La normativa europea non prevede ancora un disciplinare di produzione per il vino biologico anche se da molto tempo ormai si discute di questo. Quindi ad oggi il consumatore può acquistare un vino fatto da uve biologiche che, anche se incompleto nella parte della vinificazione, assicura una tecnica di coltivazione dei vigneti rispettosa dell’ambiente e, soprattutto, che garantisce maggiore espressività ai vini.
Si può parlare, pertanto, solamente di vino prodotto da uve biologiche e non di vino biologico.
Il vino biologico non esiste
Coltivando i vigneti in maniera biologica, tuttavia, si esclude l’utilizzo di molte sostanze che oltre a peggiorare la qualità delle uve, le snaturano ossia le distaccano dal territorio di produzione.
Nei vigneti biologici non è possibile utilizzare erbicidi chimici, quindi oltre a favorire la vita nel vigneto si crea quella competizione radicale che spesso comporta una favorevole, spontanea riduzione di produzione per ettaro e quindi una migliore qualità.
Non si possono utilizzare trattamenti antiparassitari endoterapici (che penetrano all’interno della pianta) evitando quindi la loro possibile presenza all’interno degli acini e soprattutto si evitano i dannosi insetticidi chimici.
Ma uno degli aspetti importanti è l’esclusione di concimi chimici.
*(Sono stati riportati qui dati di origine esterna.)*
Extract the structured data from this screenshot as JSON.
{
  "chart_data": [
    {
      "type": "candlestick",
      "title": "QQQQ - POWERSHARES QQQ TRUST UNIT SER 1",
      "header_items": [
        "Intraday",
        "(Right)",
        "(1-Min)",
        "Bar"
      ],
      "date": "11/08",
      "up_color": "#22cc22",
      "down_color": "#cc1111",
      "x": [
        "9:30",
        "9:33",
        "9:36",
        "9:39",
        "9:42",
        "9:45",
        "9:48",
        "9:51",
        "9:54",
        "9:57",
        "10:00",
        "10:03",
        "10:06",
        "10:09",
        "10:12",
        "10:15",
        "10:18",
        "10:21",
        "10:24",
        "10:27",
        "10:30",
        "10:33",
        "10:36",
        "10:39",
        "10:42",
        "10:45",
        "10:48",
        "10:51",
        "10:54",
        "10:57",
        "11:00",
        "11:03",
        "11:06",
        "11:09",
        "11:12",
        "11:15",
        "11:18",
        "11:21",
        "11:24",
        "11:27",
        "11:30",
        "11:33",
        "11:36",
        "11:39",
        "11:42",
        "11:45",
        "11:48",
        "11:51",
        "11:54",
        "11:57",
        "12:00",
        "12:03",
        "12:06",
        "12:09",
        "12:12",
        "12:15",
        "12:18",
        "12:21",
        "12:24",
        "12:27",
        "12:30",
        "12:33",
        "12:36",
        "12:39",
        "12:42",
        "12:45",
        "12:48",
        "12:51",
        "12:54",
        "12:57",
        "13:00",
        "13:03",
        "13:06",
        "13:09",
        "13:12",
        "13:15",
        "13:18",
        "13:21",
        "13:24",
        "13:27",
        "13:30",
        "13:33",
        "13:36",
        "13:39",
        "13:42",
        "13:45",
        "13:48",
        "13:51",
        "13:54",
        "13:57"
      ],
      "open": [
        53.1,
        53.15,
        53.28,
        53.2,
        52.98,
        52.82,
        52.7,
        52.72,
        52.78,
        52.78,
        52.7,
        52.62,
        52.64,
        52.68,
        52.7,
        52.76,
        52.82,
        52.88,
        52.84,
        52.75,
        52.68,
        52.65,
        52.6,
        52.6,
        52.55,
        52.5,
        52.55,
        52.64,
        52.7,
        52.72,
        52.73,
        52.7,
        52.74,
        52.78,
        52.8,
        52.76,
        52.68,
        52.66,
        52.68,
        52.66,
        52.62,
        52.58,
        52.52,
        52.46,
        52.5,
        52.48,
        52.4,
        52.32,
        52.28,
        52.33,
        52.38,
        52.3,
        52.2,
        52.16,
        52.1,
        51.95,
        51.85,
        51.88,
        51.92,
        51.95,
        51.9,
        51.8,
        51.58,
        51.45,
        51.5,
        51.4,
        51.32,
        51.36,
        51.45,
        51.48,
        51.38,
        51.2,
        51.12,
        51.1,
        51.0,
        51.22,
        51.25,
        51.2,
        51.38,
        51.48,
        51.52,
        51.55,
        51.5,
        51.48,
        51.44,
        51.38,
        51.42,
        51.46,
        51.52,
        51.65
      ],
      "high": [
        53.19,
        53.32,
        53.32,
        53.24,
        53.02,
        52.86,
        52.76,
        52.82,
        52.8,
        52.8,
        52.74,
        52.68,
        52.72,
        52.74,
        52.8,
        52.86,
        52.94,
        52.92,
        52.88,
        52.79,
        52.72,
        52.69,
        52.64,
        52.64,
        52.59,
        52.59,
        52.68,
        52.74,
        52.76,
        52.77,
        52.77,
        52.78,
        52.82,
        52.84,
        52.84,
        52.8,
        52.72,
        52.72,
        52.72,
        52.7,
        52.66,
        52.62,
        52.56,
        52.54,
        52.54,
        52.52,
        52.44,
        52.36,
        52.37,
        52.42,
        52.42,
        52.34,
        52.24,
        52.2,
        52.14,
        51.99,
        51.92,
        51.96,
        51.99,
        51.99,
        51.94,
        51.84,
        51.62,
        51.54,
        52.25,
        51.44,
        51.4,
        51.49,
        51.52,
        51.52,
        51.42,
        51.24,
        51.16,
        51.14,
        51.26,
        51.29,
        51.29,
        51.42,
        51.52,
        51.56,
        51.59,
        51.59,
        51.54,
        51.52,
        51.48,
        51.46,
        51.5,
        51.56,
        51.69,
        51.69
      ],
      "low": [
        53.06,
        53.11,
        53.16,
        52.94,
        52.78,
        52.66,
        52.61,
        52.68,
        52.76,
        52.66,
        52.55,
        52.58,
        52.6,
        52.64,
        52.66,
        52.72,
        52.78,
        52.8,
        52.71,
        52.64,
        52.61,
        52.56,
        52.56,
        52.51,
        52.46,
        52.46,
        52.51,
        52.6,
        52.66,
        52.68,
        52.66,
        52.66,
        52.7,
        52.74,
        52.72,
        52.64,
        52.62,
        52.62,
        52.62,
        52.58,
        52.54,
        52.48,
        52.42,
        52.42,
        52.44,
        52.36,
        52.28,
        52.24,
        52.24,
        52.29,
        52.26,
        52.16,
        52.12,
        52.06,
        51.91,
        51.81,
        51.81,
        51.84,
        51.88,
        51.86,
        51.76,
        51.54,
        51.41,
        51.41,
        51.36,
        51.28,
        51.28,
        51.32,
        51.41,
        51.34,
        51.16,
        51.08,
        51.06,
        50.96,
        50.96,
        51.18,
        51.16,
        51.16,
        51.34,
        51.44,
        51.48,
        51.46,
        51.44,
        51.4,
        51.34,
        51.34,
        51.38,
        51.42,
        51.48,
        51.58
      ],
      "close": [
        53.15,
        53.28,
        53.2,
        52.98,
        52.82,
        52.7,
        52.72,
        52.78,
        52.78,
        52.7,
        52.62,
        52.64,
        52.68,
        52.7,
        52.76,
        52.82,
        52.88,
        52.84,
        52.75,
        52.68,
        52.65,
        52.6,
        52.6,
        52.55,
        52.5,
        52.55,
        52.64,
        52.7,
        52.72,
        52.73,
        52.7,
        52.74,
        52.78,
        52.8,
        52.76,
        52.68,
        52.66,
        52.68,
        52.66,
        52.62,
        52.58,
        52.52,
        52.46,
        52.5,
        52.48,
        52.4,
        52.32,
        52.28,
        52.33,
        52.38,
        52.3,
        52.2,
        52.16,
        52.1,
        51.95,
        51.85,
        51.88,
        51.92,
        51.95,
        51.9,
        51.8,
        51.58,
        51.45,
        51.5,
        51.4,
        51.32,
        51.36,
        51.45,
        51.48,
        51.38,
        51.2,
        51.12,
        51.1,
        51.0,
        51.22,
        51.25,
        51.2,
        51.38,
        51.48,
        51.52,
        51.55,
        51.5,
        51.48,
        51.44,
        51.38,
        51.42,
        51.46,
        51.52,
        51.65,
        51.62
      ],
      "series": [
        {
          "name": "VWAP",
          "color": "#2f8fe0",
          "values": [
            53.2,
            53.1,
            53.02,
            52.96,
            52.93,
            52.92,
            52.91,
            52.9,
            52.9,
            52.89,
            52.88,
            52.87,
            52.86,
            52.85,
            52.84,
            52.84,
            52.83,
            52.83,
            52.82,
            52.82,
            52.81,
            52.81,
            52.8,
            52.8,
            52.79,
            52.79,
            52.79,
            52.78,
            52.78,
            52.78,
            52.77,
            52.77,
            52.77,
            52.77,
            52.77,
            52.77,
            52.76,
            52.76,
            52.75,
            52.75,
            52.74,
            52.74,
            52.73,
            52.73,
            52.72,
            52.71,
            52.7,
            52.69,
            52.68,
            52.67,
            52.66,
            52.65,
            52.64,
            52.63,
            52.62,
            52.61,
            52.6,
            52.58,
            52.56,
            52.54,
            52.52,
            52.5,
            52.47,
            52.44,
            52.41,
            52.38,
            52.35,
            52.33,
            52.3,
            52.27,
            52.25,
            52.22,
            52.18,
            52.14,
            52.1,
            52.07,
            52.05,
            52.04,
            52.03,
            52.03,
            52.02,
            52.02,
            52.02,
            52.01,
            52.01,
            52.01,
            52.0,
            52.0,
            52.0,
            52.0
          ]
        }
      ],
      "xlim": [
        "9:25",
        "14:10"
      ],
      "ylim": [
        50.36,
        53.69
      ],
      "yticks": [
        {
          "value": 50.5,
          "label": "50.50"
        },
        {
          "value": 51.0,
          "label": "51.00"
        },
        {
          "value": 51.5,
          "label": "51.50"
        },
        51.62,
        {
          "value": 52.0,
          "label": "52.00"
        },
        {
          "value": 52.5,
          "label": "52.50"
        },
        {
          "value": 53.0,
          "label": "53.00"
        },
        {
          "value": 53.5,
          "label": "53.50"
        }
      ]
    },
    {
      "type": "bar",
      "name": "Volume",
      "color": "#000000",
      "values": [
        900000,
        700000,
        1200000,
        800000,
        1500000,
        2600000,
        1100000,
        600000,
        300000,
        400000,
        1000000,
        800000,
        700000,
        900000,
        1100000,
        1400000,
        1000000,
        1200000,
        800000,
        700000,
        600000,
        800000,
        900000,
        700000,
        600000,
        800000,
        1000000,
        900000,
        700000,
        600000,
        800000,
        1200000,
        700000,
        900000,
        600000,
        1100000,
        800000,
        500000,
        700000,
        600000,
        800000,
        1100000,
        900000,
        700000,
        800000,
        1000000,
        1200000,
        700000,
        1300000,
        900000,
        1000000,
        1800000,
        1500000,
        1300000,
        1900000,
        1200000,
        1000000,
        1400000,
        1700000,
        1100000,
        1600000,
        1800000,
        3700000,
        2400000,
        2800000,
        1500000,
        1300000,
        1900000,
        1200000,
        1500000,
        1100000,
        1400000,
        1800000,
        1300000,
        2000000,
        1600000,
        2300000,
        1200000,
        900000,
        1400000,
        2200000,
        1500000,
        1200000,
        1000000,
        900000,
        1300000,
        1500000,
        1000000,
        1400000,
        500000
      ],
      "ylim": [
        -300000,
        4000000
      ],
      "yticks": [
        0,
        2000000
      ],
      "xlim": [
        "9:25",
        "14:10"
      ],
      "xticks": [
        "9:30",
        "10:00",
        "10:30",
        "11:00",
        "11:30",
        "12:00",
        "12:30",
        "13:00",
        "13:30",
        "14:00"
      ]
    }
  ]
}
Questi concimi a base di Azoto, Fosforo e Potassio creano delle vigne vigorose, assetate e uve sempre troppo annacquate, prive di sapore.
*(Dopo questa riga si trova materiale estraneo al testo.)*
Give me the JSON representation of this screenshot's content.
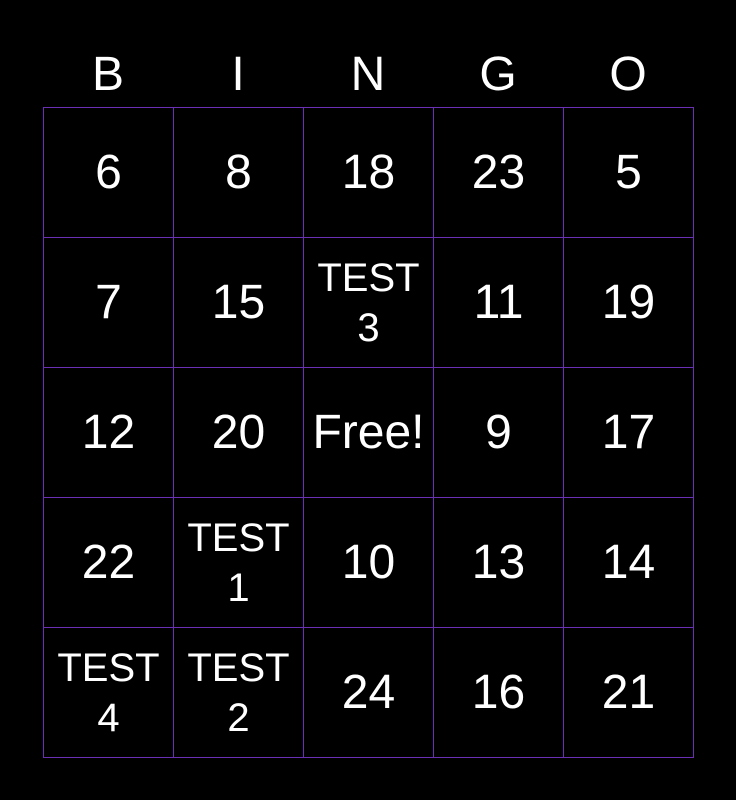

L’agricoltore che usa questi concimi diventa sempre più dipendente da essi perché unica fonte di presunta qualità della produzione realizzando in realtà uve senza sapore e più sensibili ad attacchi di parassiti che preferiscono piante ben nutrite e non arieggiate.
Tutto ciò che si aggiunge al vigneto (e anche al vino) in realtà si toglie!!
Si toglie il legame importante del vigneto, dell’uva e quindi del vino al territorio di produzione e ciò all’unicità e tipicità.
Anche la clonazione dei vigneti, ossia l’utilizzo di vitigni che hanno subito una selezione clonale concorre a questo, come l’utilizzo dei vitigni cosiddetti internazionali a scapito di quelli autoctoni e quindi unici.
Non per ultimo il mantenimento dei paesaggi viticoli che in agricoltura biologica e biodinamica sono più completi poiché impediscono, per necessità pratica, lo sviluppo troppo intensivo del vigneto, lasciando spazio ad altre culture e soprattutto al bosco fonte di insetti ed uccelli indispensabili nel controllo biologico dei parassiti. I territori viticoli se fossero stati coltivati maggiormente in maniera biologica e biodinamica difficilmente risulterebbero come un’infinità di vigne allineate tra un casello e l’altro dell’autostrada come è avvenuto in alcune zone di produzione di famosi vini DOC italiani.
Agricoltura biologica e biodinamica
L’agricoltura biologica e biodinamica riduce di molto la resa ad ettaro, evita gli eccessi di produzione, le eccedenze e le successive giacenze e la caduta dei prezzi.
La rincorsa all’elevata produzione, ha spinto l’allargamento di zone viticole storicamente collinari a territori pianeggianti molto fertili e poco vocati, l’impianto di varietà internazionali utilizzate per migliorare la qualità persa a causa dell’incremento delle produzioni delle varietà autoctone. Tutto ciò ha sfornato vini sempre più annacquati, snaturati, senza anima, e soprattutto privi del legame con il territorio origine e quindi maggiormente attaccabili dalla concorrenza perché omologati.
La qualità dell’uva biologica e biodinamica è nettamente superiore rispetto a quella convenzionale ma ciò non è sufficiente, perché con il processo di vinificazione si rischia di perdere il legame del territorio e tutto quello che faticosamente si è cercato di mantenere nel vigneto.
Non essendoci un disciplinare di vinificazione per il vino biologico si possono trovare nel mercato vini di qualità scadente o fatti in maniera molto industriale che hanno perso qualsiasi legame di riferimento al territorio.
Basta poco per rovinare un vino: utilizzo di lieviti selezionati soprattutto quelli spiccatamente aromatici, utilizzo di enzimi estrattori, di tannini enologici di varia natura e sapore , di chiarificanti in modo sconsiderato ( gelatina, caseina, bentonite etc), di trucioli di legno di vario sapore ed aroma, di filtrazioni inadeguate che non preservano il vino, e non per ultimo di dosi elevate di anidride solforosa. Ecco perché sono nati alcuni movimenti di “vino naturale”.